Il laissa sa phrase en suspens, ils savaient tout deux de quoi il parlait. Jefferson ne les accompagnerait pas à Paris. Pour le jeune garçon, il avait été comme un véritable grand frère. Avec lui, il parvenait parfois même à oublier l'idée que Mattéo l'attende quelque part, seul. Dario sentit ses yeux se mouiller, mais aucune larme ne sortit. Il avait les pupilles desséchées par la cigarette qui finissait de se consumer dans la bouche de son ami. Il se demanda si c'était pour ça qu'il fumait. Pour ne pas pleurer tous ces morts, tous ces disparus... Sûrement pas que pour cette raison. Avant le virus, des tas de personnes s'abîmaient déjà la santé avec le tabac, et ils ne devaient pas avoir enduré autant d'épreuves que Thomas. 
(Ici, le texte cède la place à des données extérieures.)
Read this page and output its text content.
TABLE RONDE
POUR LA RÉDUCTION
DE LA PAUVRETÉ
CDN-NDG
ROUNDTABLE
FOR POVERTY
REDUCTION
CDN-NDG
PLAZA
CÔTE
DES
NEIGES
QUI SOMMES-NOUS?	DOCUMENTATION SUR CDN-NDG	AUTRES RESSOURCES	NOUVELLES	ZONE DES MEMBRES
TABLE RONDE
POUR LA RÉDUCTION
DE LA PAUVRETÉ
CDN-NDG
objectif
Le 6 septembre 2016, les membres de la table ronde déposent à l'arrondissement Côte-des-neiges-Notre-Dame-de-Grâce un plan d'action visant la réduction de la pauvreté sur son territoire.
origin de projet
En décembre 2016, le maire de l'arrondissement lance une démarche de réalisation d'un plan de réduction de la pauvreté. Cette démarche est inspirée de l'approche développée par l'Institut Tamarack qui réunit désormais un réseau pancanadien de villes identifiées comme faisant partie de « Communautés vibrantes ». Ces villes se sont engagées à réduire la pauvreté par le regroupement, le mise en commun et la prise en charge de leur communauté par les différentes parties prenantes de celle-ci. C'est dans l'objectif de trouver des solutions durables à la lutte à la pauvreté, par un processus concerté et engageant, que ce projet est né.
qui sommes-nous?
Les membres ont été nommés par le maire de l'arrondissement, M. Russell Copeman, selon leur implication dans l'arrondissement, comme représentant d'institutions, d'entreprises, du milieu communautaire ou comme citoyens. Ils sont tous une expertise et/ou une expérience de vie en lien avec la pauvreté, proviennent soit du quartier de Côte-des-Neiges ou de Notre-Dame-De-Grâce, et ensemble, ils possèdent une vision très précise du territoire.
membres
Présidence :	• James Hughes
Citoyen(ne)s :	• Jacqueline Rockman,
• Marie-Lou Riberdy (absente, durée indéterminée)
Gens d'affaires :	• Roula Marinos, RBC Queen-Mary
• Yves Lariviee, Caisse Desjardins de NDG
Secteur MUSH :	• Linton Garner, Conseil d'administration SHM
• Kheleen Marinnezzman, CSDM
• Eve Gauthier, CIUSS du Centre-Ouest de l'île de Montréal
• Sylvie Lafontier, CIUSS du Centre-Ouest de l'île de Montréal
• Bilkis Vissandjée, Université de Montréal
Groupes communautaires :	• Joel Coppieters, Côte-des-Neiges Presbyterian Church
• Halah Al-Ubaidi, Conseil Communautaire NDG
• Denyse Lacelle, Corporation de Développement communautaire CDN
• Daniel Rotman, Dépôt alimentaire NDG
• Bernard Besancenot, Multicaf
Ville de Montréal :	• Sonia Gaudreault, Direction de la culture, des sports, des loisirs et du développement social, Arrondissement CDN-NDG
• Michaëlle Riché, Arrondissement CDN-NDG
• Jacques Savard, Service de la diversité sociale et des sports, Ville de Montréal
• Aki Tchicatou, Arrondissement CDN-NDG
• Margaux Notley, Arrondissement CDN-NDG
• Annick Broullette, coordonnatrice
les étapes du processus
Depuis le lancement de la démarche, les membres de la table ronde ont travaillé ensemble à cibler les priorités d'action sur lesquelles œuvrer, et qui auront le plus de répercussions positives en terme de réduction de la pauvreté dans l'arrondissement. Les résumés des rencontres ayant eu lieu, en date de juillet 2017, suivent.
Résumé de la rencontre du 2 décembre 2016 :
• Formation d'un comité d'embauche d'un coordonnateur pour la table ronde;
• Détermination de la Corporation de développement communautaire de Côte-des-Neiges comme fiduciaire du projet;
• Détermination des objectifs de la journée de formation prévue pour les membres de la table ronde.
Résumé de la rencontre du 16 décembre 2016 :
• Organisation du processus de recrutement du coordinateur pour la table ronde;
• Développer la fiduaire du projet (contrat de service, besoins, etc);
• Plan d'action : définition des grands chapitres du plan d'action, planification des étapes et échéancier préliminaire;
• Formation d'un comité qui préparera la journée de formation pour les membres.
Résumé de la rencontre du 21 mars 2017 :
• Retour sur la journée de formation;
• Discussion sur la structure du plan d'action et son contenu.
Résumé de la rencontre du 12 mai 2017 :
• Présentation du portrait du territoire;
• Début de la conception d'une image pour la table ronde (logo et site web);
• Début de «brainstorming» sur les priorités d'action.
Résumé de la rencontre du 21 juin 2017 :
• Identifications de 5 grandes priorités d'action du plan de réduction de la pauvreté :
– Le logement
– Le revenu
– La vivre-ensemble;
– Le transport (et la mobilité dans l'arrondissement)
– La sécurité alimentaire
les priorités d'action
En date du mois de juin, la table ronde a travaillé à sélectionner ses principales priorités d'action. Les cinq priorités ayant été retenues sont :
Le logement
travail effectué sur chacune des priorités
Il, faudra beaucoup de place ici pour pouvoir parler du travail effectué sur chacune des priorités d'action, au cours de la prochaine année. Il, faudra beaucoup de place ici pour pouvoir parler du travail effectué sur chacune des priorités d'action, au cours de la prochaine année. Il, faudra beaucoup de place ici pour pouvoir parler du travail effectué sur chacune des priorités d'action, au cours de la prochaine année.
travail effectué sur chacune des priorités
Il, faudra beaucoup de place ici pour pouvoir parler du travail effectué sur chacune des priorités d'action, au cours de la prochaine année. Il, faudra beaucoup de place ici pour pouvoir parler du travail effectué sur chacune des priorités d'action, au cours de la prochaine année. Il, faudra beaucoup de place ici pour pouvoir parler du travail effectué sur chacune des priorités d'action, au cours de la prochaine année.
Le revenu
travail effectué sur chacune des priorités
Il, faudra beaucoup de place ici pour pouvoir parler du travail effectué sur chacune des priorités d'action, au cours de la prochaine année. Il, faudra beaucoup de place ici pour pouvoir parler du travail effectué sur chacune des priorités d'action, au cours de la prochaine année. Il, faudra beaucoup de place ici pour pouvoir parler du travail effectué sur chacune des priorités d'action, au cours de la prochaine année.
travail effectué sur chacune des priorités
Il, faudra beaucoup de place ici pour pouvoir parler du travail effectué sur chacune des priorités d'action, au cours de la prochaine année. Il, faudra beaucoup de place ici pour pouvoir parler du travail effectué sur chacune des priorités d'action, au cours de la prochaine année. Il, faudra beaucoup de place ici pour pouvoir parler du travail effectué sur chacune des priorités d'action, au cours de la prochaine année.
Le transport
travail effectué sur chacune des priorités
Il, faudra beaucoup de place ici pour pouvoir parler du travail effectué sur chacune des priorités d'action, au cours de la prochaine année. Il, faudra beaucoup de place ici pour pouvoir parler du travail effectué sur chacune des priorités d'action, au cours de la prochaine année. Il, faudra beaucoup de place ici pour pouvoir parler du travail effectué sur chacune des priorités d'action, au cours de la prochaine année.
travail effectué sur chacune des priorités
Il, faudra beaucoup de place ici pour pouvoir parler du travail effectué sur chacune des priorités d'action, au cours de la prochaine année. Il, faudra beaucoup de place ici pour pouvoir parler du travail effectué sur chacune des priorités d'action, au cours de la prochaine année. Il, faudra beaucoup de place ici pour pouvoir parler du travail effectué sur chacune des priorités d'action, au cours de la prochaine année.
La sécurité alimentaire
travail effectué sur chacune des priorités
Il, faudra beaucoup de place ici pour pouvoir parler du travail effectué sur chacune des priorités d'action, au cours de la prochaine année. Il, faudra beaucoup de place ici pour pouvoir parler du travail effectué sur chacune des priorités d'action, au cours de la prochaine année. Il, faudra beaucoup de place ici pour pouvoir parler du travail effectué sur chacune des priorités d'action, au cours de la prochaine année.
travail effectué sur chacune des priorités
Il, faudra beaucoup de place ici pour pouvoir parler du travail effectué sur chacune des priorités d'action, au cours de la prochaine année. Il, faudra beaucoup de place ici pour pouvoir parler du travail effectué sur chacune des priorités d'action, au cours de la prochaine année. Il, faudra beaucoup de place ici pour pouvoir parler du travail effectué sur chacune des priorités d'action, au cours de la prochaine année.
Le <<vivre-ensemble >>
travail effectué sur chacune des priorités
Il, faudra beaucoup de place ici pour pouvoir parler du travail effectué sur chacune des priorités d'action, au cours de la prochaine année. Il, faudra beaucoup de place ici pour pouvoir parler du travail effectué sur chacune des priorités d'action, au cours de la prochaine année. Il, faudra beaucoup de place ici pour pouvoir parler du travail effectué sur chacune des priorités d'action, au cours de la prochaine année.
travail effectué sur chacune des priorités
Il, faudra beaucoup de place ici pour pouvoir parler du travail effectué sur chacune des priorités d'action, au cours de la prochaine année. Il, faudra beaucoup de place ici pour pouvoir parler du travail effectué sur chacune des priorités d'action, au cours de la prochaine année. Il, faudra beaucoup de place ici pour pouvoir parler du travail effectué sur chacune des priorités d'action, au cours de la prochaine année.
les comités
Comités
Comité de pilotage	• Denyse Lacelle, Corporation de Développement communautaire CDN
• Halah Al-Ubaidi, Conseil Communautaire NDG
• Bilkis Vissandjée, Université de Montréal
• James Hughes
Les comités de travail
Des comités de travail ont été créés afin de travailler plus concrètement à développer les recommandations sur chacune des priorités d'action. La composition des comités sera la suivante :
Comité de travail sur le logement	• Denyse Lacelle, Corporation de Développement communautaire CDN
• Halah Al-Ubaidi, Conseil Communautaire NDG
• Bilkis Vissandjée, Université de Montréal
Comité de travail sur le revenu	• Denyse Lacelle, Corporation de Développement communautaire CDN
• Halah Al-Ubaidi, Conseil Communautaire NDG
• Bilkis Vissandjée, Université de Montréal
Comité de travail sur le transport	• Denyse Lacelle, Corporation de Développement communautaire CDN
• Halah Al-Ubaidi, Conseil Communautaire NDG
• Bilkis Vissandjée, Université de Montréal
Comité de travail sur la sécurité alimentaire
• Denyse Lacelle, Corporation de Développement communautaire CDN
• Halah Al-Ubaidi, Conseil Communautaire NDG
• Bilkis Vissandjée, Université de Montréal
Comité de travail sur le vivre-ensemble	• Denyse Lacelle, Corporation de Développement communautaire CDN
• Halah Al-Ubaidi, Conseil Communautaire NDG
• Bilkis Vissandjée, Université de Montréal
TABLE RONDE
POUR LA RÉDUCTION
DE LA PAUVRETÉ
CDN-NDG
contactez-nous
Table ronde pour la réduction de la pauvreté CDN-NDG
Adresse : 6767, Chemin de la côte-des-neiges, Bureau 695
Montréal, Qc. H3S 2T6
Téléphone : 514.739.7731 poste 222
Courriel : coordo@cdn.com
Quand le soleil se coucha, ils attendirent encore une petite heure, afin que les nuages qui s'amoncelaient au loin aient caché la lune. Dans l'obscurité la plus totale, ils se glissèrent hors de la forêt et longèrent la clairière. Ils étaient prêts à bondir à couvert au moindre bruit suspect, mais rien ne vint les troubler dans leur avancée. Parvenus à la sortie du champ, ils marchèrent un peu sur la route qui le desservait. Se sentant trop exposés, ils optèrent rapidement pour un petit chemin latéral. 

Les deux compères étaient étonnés de ne pas voir de soldats. 
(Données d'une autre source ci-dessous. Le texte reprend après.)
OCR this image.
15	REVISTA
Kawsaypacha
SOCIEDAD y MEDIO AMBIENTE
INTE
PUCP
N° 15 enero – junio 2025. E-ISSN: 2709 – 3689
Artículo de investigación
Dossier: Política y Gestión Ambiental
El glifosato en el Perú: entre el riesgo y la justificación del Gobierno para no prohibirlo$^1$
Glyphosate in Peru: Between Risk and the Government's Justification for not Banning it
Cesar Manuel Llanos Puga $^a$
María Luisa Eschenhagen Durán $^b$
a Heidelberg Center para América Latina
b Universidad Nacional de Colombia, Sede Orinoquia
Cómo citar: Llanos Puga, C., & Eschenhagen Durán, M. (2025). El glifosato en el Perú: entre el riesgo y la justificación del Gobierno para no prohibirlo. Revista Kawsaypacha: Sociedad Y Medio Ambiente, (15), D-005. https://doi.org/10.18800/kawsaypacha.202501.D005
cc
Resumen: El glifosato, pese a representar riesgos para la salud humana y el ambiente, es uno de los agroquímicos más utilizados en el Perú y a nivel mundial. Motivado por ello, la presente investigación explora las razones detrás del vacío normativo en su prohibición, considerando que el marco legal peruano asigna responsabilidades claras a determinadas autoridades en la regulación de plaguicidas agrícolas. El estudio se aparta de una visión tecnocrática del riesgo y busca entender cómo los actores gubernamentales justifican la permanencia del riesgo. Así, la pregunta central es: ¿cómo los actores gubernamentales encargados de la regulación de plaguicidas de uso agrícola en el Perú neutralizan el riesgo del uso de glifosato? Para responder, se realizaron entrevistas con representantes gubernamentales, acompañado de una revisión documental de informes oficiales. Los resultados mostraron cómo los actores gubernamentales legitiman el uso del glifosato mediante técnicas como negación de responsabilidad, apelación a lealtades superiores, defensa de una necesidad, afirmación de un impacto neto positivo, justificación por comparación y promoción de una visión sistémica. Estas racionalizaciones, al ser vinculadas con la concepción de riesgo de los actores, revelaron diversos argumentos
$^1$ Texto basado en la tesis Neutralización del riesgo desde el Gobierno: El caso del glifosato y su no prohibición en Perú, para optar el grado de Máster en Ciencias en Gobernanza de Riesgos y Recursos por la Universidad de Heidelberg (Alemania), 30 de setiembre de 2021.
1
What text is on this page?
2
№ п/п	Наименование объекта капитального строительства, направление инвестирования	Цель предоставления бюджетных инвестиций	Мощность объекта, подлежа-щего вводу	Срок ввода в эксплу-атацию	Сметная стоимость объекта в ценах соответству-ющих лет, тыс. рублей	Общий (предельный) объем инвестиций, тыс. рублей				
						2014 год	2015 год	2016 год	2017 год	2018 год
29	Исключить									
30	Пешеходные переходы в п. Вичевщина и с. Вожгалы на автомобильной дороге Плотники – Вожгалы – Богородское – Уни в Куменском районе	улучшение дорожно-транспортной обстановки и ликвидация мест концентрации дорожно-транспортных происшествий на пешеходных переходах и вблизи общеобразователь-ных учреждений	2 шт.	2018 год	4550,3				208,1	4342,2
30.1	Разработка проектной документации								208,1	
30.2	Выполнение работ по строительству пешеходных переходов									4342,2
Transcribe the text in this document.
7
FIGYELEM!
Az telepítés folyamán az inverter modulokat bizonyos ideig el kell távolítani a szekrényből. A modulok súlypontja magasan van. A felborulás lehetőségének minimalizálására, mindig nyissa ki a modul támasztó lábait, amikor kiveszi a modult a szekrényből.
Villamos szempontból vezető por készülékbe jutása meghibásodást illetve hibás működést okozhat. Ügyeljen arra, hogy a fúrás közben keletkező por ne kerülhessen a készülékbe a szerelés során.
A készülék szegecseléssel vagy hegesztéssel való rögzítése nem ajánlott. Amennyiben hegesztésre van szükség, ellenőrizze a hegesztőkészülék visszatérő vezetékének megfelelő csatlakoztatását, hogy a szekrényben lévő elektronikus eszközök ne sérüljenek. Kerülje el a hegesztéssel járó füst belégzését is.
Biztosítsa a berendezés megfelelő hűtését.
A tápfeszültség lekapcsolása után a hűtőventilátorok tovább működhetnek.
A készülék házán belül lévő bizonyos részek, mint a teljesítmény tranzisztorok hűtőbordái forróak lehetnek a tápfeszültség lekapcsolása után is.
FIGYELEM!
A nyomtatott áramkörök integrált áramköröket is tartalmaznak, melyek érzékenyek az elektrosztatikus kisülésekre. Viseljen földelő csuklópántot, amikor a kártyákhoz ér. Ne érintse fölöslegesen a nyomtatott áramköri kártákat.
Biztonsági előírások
    - Tu penses qu'ils sont partis ? 

    - Non, c'est trop tôt. Ils sont sûrement en pause dîner, le rassura Thomas. Cependant, il n'en avait pas l'air si sûr et il n'arrêtait pas de jeter des coups d'oeil de tous les côtés.  
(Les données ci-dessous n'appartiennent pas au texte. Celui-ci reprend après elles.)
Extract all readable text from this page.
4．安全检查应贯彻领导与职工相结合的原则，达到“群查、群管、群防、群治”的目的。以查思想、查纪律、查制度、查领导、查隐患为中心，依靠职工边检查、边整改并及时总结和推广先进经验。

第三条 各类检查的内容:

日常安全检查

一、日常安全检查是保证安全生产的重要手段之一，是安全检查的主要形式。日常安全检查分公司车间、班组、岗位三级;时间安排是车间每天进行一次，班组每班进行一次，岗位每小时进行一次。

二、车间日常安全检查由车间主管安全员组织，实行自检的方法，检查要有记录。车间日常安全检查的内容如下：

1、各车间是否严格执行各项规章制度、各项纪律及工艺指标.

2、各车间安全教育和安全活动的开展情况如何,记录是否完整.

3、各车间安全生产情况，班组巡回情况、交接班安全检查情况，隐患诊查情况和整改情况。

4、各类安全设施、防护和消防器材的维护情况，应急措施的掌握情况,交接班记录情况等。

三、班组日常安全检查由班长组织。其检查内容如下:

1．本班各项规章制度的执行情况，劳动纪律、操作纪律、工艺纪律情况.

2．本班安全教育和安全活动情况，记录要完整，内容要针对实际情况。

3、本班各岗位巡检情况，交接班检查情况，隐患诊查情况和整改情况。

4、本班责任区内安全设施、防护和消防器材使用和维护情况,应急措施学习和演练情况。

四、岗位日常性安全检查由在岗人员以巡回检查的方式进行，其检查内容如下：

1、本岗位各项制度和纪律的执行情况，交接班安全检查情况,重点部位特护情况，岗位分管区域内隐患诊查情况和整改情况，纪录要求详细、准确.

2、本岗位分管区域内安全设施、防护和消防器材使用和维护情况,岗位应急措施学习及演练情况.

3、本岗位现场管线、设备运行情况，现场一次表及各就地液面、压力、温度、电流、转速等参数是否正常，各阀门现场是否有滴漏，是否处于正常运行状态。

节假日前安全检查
Soudain, Dario le tapota sur l'épaule en lui faisant signe de tendre l'oreille. Au début, il n'entendit rien, mais petit à petit le bruit s'intensifia. C'était un camion, ou une grosse voiture. En tout cas, maintenant qu'il l'entendait, il trouvait que l'engin faisait un bruit monstrueux. 

   - Il se rapproche, conclut-il. 

Quand le véhicule passa à leur hauteur, ils purent observer avec admiration les épaisses chenilles qui le soutenaient, l'armature en métal aux couleurs de l'automne, la tourelle en haut, posée comme une cerise sur un gâteau, équipée d'un canon long d'au moins un mètre. Le tank était le plus gros qu'ils avaient jamais vu. Thomas se sentit presque flatté que l'armée envoie la grosse artillerie rien que pour eux, mais ce fut une douche froide quand il réalisa que cela signifiait qu'ils auraient du mal à s'exfiltrer de là.

La machine de guerre les dépassa sans s'arrêter -les soldats à l'intérieur devaient avoir une vision très limitée car ils étaient loin d'être bien cachés- et continua sa route vers le village. 

   - On est foutus, déclara Dario d'une petite voix. 

   - Pas du tout ! On va juste... devoir jouer serré, grimaça l'autre en réponse. 

   - Donc on est foutus. 

Sans relever le défaitisme de son camarade, Thomas l'entraîna jusqu'à l'endroit où ils s'étaient arrêtés quatre jours plus tôt. Ils mirent un moment à trouver le lieu exact, mais quand ils y arrivèrent, rien ne semblait montrer que les soldats étaient passés.  L'herbe était toujours aplatie là ou ils avaient posé leurs sacs, les buissons qu'ils avaient traversé s'étaient bien remis de leur passage et il restait même quelques miettes au sol, vestige de leur repas de ce soir-là. Il ne manquait qu'une seule chose pour que le paysage soit parfait : les vélos. 

   - Ok, admit Thomas. On est foutus.